C'était la différence entre leurs deux groupes. Les remsiens avaient un monde où s'en retourner ; le capitaine et sa troupe exilée ne semblaient pas pressés de repartir chez eux, où que cela puisse se trouver et quoi qui les attende là-bas.
« Que ferez-vous lorsque la bataille aura pris fin ?
— Je verrai ça plus tard, amirale. Il y aura certainement des bricoles à faire. J'irai boire un verre avec Catius, par exemple, ils font un vin très sympa à Neredia. Et vous ?
— Je prendrai des vacances dans mon village.
— Eh bien, je penserai bien à vous, en train de pêcher dans votre lagon et de vous fatiguer à ramasser du poisson mort, tandis que je profiterai du soleil en découvrant tous les cépages nérédiens.
— Au revoir, capitaine.
— Au revoir. La sortie est par là... la même que l'entrée, oui. »

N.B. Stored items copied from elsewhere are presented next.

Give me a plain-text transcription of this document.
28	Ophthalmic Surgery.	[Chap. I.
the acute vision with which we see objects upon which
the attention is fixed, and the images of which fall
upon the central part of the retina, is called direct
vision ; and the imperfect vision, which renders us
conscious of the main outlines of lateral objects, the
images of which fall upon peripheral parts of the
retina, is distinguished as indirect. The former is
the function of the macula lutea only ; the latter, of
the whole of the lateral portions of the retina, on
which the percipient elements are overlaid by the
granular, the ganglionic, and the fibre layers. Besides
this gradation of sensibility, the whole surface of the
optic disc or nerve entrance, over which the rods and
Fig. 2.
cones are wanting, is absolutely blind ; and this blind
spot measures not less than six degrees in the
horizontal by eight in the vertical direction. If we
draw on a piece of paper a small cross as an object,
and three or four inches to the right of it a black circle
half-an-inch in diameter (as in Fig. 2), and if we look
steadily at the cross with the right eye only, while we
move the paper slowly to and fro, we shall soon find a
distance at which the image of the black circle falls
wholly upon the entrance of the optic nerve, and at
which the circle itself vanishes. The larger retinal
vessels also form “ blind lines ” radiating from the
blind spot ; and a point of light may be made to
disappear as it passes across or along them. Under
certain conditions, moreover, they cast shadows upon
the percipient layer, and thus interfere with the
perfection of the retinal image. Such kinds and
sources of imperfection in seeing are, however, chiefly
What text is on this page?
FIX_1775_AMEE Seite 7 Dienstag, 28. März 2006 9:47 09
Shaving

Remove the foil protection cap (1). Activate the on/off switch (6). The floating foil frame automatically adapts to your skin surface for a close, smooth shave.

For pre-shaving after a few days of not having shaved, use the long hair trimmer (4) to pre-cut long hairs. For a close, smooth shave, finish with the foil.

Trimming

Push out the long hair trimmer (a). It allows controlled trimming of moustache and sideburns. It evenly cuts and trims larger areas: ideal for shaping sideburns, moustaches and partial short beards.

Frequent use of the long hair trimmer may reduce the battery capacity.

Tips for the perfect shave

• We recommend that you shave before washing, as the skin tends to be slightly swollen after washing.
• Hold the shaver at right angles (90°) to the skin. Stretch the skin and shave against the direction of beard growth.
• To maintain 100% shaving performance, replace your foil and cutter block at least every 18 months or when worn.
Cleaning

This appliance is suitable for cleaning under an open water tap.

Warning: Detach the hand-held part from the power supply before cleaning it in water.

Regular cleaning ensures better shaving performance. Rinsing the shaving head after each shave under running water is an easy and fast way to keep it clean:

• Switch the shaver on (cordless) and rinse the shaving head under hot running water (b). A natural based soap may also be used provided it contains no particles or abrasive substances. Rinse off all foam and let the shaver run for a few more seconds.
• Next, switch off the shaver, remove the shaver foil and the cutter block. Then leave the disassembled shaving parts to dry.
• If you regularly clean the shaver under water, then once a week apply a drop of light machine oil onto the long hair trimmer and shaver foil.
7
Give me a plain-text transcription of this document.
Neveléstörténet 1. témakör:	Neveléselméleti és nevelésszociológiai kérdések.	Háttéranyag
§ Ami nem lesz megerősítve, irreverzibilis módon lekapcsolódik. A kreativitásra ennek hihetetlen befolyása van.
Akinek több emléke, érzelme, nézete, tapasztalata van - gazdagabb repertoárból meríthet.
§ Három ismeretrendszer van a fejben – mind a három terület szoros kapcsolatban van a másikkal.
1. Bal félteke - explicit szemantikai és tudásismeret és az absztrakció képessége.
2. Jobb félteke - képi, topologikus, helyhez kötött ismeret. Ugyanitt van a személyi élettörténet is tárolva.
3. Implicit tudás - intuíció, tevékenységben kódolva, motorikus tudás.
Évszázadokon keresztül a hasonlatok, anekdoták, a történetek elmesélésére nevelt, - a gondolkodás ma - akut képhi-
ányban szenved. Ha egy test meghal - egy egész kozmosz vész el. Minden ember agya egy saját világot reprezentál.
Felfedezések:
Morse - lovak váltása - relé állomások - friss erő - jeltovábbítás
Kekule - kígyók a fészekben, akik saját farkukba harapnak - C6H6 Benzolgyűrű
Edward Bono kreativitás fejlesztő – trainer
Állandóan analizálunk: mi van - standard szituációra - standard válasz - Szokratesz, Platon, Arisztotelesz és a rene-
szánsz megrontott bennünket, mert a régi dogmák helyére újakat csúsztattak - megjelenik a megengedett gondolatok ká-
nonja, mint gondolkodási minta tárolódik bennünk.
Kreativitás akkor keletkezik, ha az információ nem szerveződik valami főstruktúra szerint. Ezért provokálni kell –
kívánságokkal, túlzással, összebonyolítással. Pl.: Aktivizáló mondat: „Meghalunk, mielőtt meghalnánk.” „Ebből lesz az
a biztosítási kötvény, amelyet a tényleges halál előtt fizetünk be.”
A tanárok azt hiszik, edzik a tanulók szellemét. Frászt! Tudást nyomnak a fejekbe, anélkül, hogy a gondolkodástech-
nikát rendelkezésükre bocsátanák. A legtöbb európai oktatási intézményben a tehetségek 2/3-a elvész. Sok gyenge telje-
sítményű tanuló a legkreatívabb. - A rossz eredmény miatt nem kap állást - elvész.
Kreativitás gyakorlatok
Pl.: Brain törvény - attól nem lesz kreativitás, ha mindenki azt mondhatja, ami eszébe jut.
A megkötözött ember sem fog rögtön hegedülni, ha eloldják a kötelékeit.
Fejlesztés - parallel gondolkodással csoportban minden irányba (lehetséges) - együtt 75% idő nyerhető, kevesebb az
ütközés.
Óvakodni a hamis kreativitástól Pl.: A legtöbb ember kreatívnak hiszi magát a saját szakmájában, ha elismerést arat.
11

Avec ses yeux noirs et sa voix envoûteuse, l'amirale ressemblait à une diseuse de bonne aventure, dont les paroles cryptiques faisaient philosopher chacun sur sa propre existence. Troublé, Barfol se reprit et demanda Segonde en mariage, qui lui répondit qu'il le faisait avant chaque bataille, qu'elle avait déjà dit oui et qu'ils étaient même déjà mariés.
« On ne pourrait pas se re-marier, pour être sûrs ? » avança-t-il.
Il préparait une salve d'arguments dans ce sens lorsque Kaldor entra dans le système Sol.
À cet instant, et comme l'avaient prévu les solains, Naglfar s'éveilla.
Le capitaine cessa alors d'être Barfol de T'schnizta, ou T'schnitza, selon les sources. Il était ici pour une bonne raison.
« J'ai fait mon passager clandestin une fois ! lança-t-il à la cantonade. Pas une de plus ! Cette fois, j'y suis, au milieu de la tempête. Si j'ai un grain ? Pour sûr, je suis un grain ! Le grain de sable dans l'Histoire, le grain de blé dans la crêpe, le grain de sel dans la soupe de moules ! »
Il serra la main de Segonde, sauta dans son siège de pilotage et hurla des ordres dans sa radio de bord.